Prince Harry has arrived at London’s High Court, where he will become the first senior royal to take the witness box in 130 years.
The Duke of Sussex joins three other claimants in accusing the publisher of British tabloid The Daily Mirror of using unlawful methods, such as phone hacking, to secure stories. Mirror Group Newspapers has previously admitted to phone hacking but denies that the technique was used in the instances outlined in the claim. The case is one of five ongoing cases the royal has launched against U.K. media outlets.
Harry appeared relaxed as he arrived at court on Tuesday morning, flashing a smirk at the crowd before patting a member of his team on the back and striding into the building.

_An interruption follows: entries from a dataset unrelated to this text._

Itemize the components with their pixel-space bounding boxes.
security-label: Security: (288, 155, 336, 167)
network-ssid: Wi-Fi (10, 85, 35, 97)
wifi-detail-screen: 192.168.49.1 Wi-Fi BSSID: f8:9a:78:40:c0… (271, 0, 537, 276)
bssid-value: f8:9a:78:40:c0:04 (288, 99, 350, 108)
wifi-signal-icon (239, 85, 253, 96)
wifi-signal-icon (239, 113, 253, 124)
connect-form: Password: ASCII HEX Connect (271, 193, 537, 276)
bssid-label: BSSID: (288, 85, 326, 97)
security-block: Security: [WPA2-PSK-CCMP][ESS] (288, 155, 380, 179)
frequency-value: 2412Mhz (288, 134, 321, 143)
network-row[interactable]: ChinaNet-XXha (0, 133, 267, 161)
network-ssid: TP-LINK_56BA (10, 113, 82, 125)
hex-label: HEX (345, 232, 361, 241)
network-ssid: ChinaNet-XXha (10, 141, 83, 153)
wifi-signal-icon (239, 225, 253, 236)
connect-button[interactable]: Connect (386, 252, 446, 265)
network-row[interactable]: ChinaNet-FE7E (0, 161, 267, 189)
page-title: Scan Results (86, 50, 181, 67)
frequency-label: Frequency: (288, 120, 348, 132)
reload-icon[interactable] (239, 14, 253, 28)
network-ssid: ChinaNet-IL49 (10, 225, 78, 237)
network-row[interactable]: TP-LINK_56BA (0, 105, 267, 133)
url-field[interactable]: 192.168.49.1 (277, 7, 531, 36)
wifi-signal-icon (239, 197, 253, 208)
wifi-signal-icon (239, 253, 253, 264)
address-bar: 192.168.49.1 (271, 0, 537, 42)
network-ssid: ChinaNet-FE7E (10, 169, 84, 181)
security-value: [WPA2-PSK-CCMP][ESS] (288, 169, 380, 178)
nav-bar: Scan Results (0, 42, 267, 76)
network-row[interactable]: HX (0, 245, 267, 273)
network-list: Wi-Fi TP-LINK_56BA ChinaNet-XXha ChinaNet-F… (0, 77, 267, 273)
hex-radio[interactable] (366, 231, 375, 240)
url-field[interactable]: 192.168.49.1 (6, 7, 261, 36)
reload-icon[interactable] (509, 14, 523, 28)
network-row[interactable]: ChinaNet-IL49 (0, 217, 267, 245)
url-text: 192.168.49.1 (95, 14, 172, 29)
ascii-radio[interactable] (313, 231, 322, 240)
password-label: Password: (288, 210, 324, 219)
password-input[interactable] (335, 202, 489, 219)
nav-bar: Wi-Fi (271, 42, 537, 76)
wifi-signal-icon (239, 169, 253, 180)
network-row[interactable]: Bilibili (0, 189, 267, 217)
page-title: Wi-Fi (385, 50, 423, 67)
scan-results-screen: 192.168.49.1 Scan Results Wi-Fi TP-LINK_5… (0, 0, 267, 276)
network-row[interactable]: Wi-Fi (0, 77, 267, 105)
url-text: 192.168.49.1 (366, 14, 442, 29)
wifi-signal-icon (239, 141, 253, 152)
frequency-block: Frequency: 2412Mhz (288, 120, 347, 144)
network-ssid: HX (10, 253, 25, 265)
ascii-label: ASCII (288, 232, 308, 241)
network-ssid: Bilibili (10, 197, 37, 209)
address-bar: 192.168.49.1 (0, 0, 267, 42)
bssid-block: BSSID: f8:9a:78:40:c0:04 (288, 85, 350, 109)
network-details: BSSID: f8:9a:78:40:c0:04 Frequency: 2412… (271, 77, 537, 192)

A swarm of photographers surrounded the entrance alongside curious onlookers, including an artist wielding an off-kilter painting of Harry and wife Meghan Markle on a donkey.
Harry made his appearance after failing to attend court on Monday, when he was originally expected to give evidence. Judge Fancourt expressed his “surprise” that Harry wasn’t present, though sources indicate that the duke wasn’t instructed by his legal team to attend. The royal’s representatives said Harry stayed behind in California to celebrate his daughter Lilibet’s birthday.
Over the course of Tuesday and possibly even Wednesday, Harry will give evidence as to how unlawful techniques were used to report stories on him between 1996 and 2009. The case will examine 33 sample articles from Mirror Group Newspapers-owned outlets over the course of that period. The prince is expected to provide facts or compelling circumstantial evidence to support his claims against each of the 33 articles.
While royals have appeared in court previously — Princess Anne, for example, in 2002 pleaded guilty to failing to prevent one of her dogs from biting a child — Harry’s case marks the first time since 1891 that a senior royal has entered the witness box. In the 19th century, Prince Edward VII, the eldest son of Queen Victoria and Prince Albert, served as a witness in a slander trial involving a card game. In 1870, he also testified as part of a divorce case where he was falsely accused of being the lover of an MP.